We’ve learned that remote instruction doesn’t work for most students, but that doesn’t mean policymakers can’t create a few more options for teachers. For middle and high schools with block scheduling, for instance, schools could design schedules to give teachers days (or at least half-days) to work remotely. Alternatively, campuses with sufficient staffing could take advantage of co-teaching or floater teachers to create opportunities for remote work. Other schools could consider scheduling four days for concentrated core academic instruction, with one day for activities like tutoring, the arts, physical education, internships, or community service. One D. C. middle school, for example, has dedicated Mondays to field trips, town halls, sports, and extracurricular programming. (Some schools have even moved to four-day weeks, although the research there suggests a potentially negative effect on student achievement.)
These days or hours wouldn’t be days off, but rather protected time to plan, grade, call families, or meet remotely with colleagues—all work that teachers are doing anyway, work they need more time to complete, and work that can be completed more efficiently with fewer interruptions from students and colleagues in the school building. (The only thing I loathed more than a fire drill interrupting my lesson was a fire drill interrupting my precious prep period.)
No doubt, scheduling reforms would face logistical and budgetary challenges, and different grade levels would require different structures. Districts with a strong union presence wouldn’t be the place to start, either, as their schools typically have strong emphases on fixed, contracted hours.
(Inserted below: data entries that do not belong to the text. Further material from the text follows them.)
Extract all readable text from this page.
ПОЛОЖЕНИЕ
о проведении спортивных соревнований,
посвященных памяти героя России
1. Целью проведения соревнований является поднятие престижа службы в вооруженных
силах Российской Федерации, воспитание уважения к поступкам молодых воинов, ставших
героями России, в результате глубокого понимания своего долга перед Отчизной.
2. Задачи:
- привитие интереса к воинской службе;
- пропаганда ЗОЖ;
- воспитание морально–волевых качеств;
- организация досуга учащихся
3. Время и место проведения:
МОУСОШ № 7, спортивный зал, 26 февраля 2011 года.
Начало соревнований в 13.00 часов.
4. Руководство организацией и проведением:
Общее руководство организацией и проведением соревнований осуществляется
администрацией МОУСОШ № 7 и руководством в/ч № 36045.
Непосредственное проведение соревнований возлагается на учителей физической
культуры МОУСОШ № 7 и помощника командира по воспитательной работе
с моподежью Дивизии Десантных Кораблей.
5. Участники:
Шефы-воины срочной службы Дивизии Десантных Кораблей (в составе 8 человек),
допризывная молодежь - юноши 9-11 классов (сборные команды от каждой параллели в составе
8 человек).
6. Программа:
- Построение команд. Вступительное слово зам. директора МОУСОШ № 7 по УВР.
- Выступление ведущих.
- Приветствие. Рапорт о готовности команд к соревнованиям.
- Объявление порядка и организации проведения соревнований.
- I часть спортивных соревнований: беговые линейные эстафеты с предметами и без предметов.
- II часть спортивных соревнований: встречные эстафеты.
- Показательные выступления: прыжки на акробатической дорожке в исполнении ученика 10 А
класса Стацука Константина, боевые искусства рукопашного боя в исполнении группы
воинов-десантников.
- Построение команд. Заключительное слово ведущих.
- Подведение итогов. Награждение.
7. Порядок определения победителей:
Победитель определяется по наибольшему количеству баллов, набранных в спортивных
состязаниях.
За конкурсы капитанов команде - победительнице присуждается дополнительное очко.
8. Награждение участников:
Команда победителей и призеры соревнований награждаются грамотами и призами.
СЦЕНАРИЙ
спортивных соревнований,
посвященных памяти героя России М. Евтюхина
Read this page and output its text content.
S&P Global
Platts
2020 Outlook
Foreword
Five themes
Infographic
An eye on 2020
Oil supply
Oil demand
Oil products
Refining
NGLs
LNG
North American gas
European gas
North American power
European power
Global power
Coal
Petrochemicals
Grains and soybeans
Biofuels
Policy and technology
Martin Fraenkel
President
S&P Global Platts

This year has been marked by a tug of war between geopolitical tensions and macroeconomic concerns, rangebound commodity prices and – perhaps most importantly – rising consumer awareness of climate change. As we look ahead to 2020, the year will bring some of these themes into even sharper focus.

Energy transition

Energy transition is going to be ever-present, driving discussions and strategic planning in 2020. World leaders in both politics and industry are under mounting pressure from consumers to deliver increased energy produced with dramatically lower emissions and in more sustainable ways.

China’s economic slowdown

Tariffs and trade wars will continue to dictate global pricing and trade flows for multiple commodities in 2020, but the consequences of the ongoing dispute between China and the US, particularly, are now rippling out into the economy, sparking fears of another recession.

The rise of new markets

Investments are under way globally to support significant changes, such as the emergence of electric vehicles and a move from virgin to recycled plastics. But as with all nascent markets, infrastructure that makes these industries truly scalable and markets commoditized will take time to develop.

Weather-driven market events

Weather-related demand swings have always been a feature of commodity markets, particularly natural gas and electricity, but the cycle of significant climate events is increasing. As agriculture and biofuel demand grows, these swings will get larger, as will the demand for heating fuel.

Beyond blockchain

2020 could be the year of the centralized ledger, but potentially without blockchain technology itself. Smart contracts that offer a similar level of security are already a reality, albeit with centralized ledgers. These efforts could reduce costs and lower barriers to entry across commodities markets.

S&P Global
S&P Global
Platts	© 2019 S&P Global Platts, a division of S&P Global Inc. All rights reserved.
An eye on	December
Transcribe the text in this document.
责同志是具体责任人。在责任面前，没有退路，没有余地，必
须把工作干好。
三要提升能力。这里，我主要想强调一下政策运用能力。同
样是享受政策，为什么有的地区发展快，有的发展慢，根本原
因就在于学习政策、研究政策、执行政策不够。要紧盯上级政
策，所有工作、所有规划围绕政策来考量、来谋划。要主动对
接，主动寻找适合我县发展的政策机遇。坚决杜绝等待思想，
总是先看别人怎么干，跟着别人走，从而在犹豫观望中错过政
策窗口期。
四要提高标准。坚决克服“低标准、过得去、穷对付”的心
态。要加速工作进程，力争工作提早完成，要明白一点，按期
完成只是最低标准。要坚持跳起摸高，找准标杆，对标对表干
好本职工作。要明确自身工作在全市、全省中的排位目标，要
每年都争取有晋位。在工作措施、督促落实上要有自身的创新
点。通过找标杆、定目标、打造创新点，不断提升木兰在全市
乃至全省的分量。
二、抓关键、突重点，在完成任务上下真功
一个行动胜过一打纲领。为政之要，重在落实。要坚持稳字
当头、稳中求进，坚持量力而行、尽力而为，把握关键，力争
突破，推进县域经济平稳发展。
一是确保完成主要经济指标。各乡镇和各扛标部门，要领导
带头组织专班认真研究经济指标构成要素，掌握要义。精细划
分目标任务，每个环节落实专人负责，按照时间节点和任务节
But, where feasible, schools and districts ought to give more flexible teacher schedules a try. Doing so could attract new teachers and combat burnout and attrition among those already in the profession. Given that teachers feel particularly disrespected in the post-pandemic era, this shift could also send the message that leadership does respect them as professionals and trusts them to get their work done. Teacher turnover continues to escalate while enrollment in teacher-prep programs declines. School as we have known it clearly isn’t working very well any more. Scheduling may not be teachers’ top reason for leaving the classroom—that honor, as ever, goes to compensation—but it’s an important factor that could be addressed at a relatively lower cost. At the very least, it’s worth rethinking our decades-old structures to meet schools’ and educators’ contemporary needs.